Brian’s mother Chris Lunn echoed those sentiments, heaping praise upon Brian’s efforts to be accepted.
“I feel very grateful for this process. As his mother watching him grow up Brian’s been living this way of discipline since he was born. I don’t think we’ve ever punished Bryan in his life,” Chris said. “He’s always had this attitude that he will do his best. He’s very humble about it … it’s just ingrained in him. He was born in 2001, so his younger years were a very patriotic time, with the wars that were going on after 9/11.”
Chris said she is excited to see how Brian does at school, knowing he will relish the challenges ahead.
“I think this will be the kind of challenge he needs. I don’t think a regular school will be the all-encompassing approach that West Point will provide,” she said.
Chris credited Lt. Col.

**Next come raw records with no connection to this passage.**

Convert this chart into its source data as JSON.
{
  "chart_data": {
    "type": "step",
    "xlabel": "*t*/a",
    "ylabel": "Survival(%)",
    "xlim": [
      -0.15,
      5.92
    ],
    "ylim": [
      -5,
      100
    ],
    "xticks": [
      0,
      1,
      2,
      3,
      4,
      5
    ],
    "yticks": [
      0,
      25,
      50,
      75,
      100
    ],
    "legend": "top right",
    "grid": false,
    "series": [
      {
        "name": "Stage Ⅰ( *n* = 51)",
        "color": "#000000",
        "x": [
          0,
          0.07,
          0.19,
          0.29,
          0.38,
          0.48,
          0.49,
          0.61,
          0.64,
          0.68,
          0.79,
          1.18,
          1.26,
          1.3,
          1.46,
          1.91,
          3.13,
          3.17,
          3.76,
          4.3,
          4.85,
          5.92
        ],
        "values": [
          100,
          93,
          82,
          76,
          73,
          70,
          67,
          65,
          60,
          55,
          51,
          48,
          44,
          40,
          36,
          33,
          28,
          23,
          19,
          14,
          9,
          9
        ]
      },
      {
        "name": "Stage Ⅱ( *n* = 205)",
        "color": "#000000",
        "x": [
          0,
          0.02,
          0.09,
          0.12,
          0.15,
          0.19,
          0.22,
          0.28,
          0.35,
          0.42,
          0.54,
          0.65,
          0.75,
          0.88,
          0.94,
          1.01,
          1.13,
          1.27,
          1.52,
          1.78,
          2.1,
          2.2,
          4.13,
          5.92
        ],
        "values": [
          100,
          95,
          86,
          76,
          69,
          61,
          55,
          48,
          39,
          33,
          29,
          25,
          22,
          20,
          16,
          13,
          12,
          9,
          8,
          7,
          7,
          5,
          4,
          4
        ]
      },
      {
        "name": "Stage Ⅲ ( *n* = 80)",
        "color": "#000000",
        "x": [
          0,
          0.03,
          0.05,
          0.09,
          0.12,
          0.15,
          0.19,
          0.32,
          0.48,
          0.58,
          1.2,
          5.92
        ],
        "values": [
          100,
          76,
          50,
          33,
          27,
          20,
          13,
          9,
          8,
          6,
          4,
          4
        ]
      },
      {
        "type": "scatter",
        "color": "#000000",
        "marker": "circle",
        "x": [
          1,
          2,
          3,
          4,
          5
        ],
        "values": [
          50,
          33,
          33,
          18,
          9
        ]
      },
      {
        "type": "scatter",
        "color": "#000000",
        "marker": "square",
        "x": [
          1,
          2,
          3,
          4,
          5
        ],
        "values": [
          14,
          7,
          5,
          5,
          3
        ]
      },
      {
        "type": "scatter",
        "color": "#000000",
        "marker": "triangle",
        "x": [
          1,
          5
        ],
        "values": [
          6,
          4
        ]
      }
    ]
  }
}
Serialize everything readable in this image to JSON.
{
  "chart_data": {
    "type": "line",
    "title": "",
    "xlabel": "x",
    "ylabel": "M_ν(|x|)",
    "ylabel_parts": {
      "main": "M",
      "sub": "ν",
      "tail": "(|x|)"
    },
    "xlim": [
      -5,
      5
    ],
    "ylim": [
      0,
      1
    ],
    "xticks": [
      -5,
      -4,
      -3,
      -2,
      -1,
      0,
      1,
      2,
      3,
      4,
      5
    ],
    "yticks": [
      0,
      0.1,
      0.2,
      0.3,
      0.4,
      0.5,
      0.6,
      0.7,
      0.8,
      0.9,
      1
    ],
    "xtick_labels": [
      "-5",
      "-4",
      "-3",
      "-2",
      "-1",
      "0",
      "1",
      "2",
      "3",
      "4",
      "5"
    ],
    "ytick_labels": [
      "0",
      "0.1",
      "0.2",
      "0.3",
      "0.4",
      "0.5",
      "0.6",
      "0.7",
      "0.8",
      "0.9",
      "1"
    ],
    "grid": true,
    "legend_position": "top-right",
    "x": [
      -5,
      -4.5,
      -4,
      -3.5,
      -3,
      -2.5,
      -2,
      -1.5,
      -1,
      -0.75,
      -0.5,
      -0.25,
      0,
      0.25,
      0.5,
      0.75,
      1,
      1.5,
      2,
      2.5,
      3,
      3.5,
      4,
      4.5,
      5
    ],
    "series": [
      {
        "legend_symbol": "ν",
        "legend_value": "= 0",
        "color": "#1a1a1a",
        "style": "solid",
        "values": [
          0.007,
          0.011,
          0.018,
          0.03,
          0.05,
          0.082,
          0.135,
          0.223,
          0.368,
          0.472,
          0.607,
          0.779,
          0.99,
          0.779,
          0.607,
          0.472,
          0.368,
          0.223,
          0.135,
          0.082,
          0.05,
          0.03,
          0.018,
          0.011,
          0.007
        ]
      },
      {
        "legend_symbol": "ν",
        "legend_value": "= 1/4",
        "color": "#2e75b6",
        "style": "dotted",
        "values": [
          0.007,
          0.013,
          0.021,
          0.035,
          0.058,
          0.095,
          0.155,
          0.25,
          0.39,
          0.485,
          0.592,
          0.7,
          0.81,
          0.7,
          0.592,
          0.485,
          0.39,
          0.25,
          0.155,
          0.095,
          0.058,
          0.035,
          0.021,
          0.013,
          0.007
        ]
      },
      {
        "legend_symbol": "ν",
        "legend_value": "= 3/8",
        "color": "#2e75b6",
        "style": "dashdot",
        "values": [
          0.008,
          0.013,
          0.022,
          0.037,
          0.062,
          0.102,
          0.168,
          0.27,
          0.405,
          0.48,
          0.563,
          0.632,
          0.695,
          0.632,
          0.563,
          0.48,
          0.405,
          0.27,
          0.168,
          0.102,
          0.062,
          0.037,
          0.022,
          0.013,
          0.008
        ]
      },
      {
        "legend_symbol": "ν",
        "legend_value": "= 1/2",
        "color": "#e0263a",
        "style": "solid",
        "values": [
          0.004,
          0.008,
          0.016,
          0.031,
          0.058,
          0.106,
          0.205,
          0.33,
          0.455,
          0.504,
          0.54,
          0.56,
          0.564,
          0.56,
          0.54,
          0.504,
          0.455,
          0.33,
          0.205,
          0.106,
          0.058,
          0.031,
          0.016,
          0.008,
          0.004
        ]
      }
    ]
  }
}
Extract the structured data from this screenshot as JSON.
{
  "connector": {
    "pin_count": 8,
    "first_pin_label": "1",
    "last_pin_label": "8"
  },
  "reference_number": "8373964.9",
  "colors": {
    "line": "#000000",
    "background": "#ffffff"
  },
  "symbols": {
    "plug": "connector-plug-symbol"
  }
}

Scott Morley, commander, Phoenix Recruiting Battalion, and Nicole Bisacchi, West Point Admissions Field Office, for their help in assisting Brian in the application process.
“Both of them attended West Point and know exactly how the process goes. Brian couldn’t have done it without them,” she said. “Their help was instrumental in getting Brian accepted.”
Hutchins said he sees Brian succeeding overwhelmingly at West Point and beyond.
“He pushes everyone around him and always gives 110 percent. He is exactly the kind of officer the Army needs. He’s going to be the face and leader of the future,” Hutchins said.
With just over three months until he commences his West Point journey, Brian said he’s doing his best to prepare, both physically and mentally.
“I’m trying to stick to the same routine I always have. It’s worked so far. It helps to know what to expect once I’m there, but I’m still nervous about that fear of the unknown,” Brian said. “I hear some of my friends talking about what they’re going to do at college, all the applications they have to fill out and I’m glad I bypassed most of that.”
With a long path ahead of him, Brian said it’s too early to think about a branch, but sees no reason not to make a career out of the Army.
“I get the question about my branch a lot and honestly I’m not sure yet. Artillery sounds appealing, but I have to learn more about it. We’ll see what happens when the time comes,” Brian explained. “I don’t see any reason why I wouldn’t make a career out of it however. I guess you never know, but that’s my plan, to stay in as long as I can.”